About this scene, Merrill Unger, resplendent in a white sari and shawl, declares: "It's not hell. Hell - if you believe in it - is forever. But these girls can be rescued." Elsewhere, however, having "rescued" a single young girl, she speaks of how "this place is full of energy." That remark should set off alarm bells.

But then the besotted Delfont has been obtuse about his new lover, and her philanthropy, from the start. Readers, unfortunately, won't be so dense. For a crime novel, A Dead Hand lacks suspense or surprise. Whether he intended it or not, Theroux set himself a huge task: to do novelistic justice to characters he despises. Too much space is devoted to outlining their awfulness and too little to rendering them credible.
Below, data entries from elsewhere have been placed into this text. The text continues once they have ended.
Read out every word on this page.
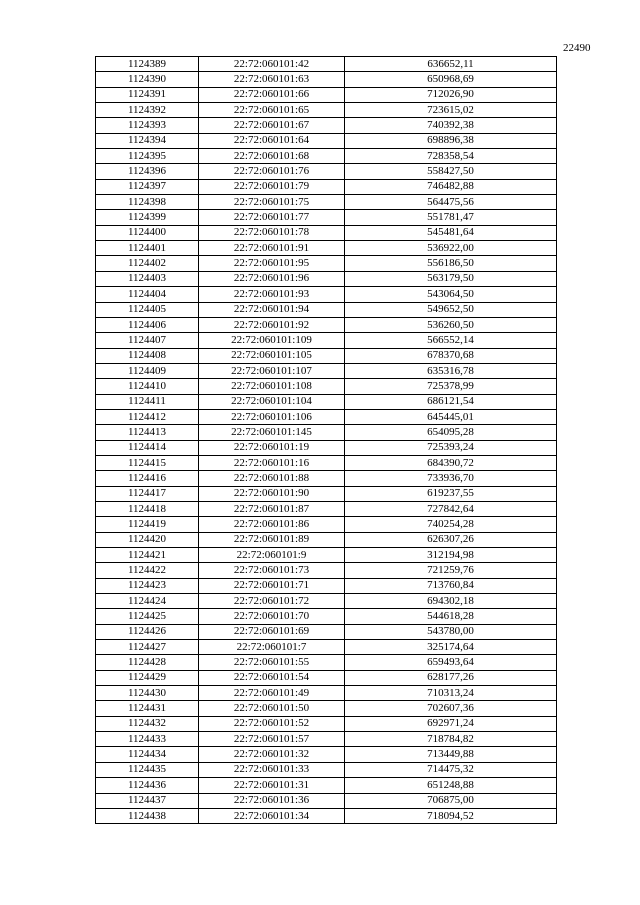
22490
1124389	22:72:060101:42	636652,11
1124390	22:72:060101:63	650968,69
1124391	22:72:060101:66	712026,90
1124392	22:72:060101:65	723615,02
1124393	22:72:060101:67	740392,38
1124394	22:72:060101:64	698896,38
1124395	22:72:060101:68	728358,54
1124396	22:72:060101:76	558427,50
1124397	22:72:060101:79	746482,88
1124398	22:72:060101:75	564475,56
1124399	22:72:060101:77	551781,47
1124400	22:72:060101:78	545481,64
1124401	22:72:060101:91	536922,00
1124402	22:72:060101:95	556186,50
1124403	22:72:060101:96	563179,50
1124404	22:72:060101:93	543064,50
1124405	22:72:060101:94	549652,50
1124406	22:72:060101:92	536260,50
1124407	22:72:060101:109	566552,14
1124408	22:72:060101:105	678370,68
1124409	22:72:060101:107	635316,78
1124410	22:72:060101:108	725378,99
1124411	22:72:060101:104	686121,54
1124412	22:72:060101:106	645445,01
1124413	22:72:060101:145	654095,28
1124414	22:72:060101:19	725393,24
1124415	22:72:060101:16	684390,72
1124416	22:72:060101:88	733936,70
1124417	22:72:060101:90	619237,55
1124418	22:72:060101:87	727842,64
1124419	22:72:060101:86	740254,28
1124420	22:72:060101:89	626307,26
1124421	22:72:060101:9	312194,98
1124422	22:72:060101:73	721259,76
1124423	22:72:060101:71	713760,84
1124424	22:72:060101:72	694302,18
1124425	22:72:060101:70	544618,28
1124426	22:72:060101:69	543780,00
1124427	22:72:060101:7	325174,64
1124428	22:72:060101:55	659493,64
1124429	22:72:060101:54	628177,26
1124430	22:72:060101:49	710313,24
1124431	22:72:060101:50	702607,36
1124432	22:72:060101:52	692971,24
1124433	22:72:060101:57	718784,82
1124434	22:72:060101:32	713449,88
1124435	22:72:060101:33	714475,32
1124436	22:72:060101:31	651248,88
1124437	22:72:060101:36	706875,00
1124438	22:72:060101:34	718094,52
Time is spent mulling over the nature of creativity as well. Delfont's musings on the glibness of travel writing are engaging, if decidedly self-referential, and the conceit that the book he is suddenly scribbling, his dead hand resurrected by the attentions of Merrill Unger, is the very same one that we are reading, is over-familiar. This autumn alone, another major American novel employs the same trope: John Irving's Last Night in Twisted River.

As for the cameo in A Dead Hand by a character named Paul Theroux, an acclaimed novelist and travel writer notorious for his ruthless observational eye and lack of discretion, it is no fresher a meta-fictional play. Given his larger omnipresence, the part for Paul Theroux could easily have been left on the editing-room floor.

The novel, in short, feels as destabilized as its characters. A fearless artist, Theroux is prepared to think about things and travel to places most of us leave unexamined and unexplored. Predictable and awkwardly told, skewed by an animus toward its cast, A Dead Hand is nonetheless bold and bracing, as stark, and distressing, as the image of a child prostitute painting an obese madam's toenails.

Contributing reviewer Charles Foran's most recent book is the essay collection Join the Revolution, Comrade.